Dust moats swirled lazily in the air as dim rays of the setting sun filtered through cracks in the wooden slats. A lamb, one day old and too sick to live, bleated. The boy pulled it close to him.
“Are you sure, honey? There’s not a thing any of us can do.”
“Pleease,” his eyes met those of his parents’, speaking what he could not.
His father looked down at the boy’s leg, still and swollen.
“You cover up good. The cold seeps in faster than you know.”
“But you always say the animals keep the barn warm,” countered the boy, before his mother could object.
“That’s a fact.”
“I’ll keep the bottles right next to me. He can eat whenever he wants. See?”
His mother sighed audibly. “Keep the phone close now. If anything happens, you call the house.”
The boy nodded quickly. He’d done it!
“Hey little guy,” he whispered in the lamb’s ear as his parents walked out. “We’re going to be roommates tonight. I know you’re hurtin’. I know.”
He rubbed his bum leg and rocked back and forth, then began to sing quietly – Christmas carols mostly. It seemed right for Christmas Eve.
Finally, as the lamb snuggled close and his own eyes drooped, he uttered the prayer he’d prayed through the day.

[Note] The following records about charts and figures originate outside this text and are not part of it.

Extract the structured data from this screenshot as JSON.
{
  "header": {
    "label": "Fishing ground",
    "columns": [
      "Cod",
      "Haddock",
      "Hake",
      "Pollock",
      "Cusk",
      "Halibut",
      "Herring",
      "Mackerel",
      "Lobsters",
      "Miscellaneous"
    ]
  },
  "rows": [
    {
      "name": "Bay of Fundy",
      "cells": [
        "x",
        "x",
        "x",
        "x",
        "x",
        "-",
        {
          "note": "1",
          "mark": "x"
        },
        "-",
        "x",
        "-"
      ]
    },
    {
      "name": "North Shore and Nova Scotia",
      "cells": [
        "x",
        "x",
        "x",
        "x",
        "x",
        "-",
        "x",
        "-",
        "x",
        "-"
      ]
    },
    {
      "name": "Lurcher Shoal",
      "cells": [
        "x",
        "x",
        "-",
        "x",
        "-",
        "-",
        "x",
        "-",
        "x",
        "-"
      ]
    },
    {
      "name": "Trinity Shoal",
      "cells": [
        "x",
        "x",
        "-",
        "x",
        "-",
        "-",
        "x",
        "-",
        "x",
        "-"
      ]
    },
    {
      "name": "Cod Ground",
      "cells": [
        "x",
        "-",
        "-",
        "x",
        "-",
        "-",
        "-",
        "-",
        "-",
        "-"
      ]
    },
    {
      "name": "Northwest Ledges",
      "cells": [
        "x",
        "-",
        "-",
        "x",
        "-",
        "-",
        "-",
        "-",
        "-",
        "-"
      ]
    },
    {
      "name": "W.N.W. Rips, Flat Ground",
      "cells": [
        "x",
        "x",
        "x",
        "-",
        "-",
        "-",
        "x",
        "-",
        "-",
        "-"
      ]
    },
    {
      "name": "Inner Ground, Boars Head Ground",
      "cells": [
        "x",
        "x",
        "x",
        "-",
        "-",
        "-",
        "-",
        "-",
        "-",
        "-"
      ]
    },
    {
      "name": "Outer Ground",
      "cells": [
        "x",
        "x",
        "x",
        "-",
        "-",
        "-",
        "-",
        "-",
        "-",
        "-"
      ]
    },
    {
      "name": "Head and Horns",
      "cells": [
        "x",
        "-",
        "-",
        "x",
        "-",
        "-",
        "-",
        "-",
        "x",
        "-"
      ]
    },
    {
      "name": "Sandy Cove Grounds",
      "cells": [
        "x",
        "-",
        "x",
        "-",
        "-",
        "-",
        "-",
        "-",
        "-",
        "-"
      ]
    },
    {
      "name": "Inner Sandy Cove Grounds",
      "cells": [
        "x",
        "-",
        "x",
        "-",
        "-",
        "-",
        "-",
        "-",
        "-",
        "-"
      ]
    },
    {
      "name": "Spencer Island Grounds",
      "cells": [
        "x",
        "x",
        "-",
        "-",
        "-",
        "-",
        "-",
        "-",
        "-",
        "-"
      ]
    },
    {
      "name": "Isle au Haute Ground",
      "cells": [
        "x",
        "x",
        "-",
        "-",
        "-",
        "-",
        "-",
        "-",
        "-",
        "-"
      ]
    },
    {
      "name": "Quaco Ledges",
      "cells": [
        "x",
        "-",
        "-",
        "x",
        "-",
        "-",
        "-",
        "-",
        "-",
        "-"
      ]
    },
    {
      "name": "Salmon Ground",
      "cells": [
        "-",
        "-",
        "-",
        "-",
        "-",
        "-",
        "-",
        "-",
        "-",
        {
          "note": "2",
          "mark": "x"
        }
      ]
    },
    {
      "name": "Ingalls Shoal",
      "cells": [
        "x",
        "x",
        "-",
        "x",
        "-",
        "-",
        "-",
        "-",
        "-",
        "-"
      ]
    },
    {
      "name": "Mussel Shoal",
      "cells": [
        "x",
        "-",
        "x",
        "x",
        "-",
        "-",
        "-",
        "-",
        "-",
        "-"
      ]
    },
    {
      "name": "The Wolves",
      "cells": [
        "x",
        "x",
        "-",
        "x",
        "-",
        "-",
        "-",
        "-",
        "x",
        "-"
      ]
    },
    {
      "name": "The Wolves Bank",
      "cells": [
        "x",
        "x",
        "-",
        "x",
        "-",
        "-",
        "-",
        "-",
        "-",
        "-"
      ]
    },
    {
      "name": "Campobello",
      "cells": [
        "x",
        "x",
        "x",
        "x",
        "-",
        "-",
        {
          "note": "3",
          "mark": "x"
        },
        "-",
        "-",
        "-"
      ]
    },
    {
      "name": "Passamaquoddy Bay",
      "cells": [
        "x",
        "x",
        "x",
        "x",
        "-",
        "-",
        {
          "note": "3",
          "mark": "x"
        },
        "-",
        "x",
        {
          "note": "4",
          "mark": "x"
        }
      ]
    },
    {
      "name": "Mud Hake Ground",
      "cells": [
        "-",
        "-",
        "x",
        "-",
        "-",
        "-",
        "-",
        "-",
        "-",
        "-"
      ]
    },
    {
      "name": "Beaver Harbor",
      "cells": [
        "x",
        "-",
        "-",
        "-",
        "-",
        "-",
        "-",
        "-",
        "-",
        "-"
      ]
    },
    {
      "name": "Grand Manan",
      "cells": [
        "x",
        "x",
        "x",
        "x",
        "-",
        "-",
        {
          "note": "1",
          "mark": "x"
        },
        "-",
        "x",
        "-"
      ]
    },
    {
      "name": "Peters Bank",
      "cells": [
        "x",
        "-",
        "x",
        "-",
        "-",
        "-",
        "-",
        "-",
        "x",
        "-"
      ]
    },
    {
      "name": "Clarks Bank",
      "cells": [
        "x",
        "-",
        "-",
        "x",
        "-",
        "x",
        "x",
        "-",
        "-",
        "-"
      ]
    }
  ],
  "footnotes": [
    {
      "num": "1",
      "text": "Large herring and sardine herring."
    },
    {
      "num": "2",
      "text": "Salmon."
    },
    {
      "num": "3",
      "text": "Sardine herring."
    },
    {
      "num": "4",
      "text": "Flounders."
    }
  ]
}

“God, heal this little lamb. He’s a good one – I can tell. Give him a chance. Please, God, please. I know what they all think. But let this one be different. Don’t let him die.”
Hours passed. Boy and lamb slumbered together as rays of starlight swept over them. The boy didn’t know what hour of the night it was, but light as bright as high noon abruptly filled the stall.
“You love football?” the man standing there asked.
“How’d you know?” The boy rubbed his eyes as he took in the tall form. He was wearing a cowboy hat and jeans with a warm jacket. The boy glanced through the slats into the darkness, then at the man’s bare feet.
The man smiled. They talked about the boy’s dreams, how it felt to be left out sometimes, of this and that as the man knelt and patted the little lamb. And then he was gone. The boy blinked, turned, looked around. . . the stranger had disappeared as suddenly as he had arrived.
Just before daybreak his dad stepped into the barn to dispose of the lamb’s dead body.
“What’re you doin’ awake so early?”
“I’ve been awake since . . .”
The little lamb stood shakily, then walked over to him.
“How in the world?” His father uttered under his breath.
And the story the boy had to tell was told over and over again; passed from family members to cousins, townsfolk to passersby, until the barn became something of a tourist destination every Christmastime. They say the boy, now a famous football player and rumored to have the fastest running speed on record, returns, too, each year. He sleeps in the barn every December 24th.
For one year a man appeared to him on Christmas Eve: a man whose feet and hands were scarred, who healed a boy given no hope of healing, as well as the lamb with him because, the man had said, he was partial to lambs.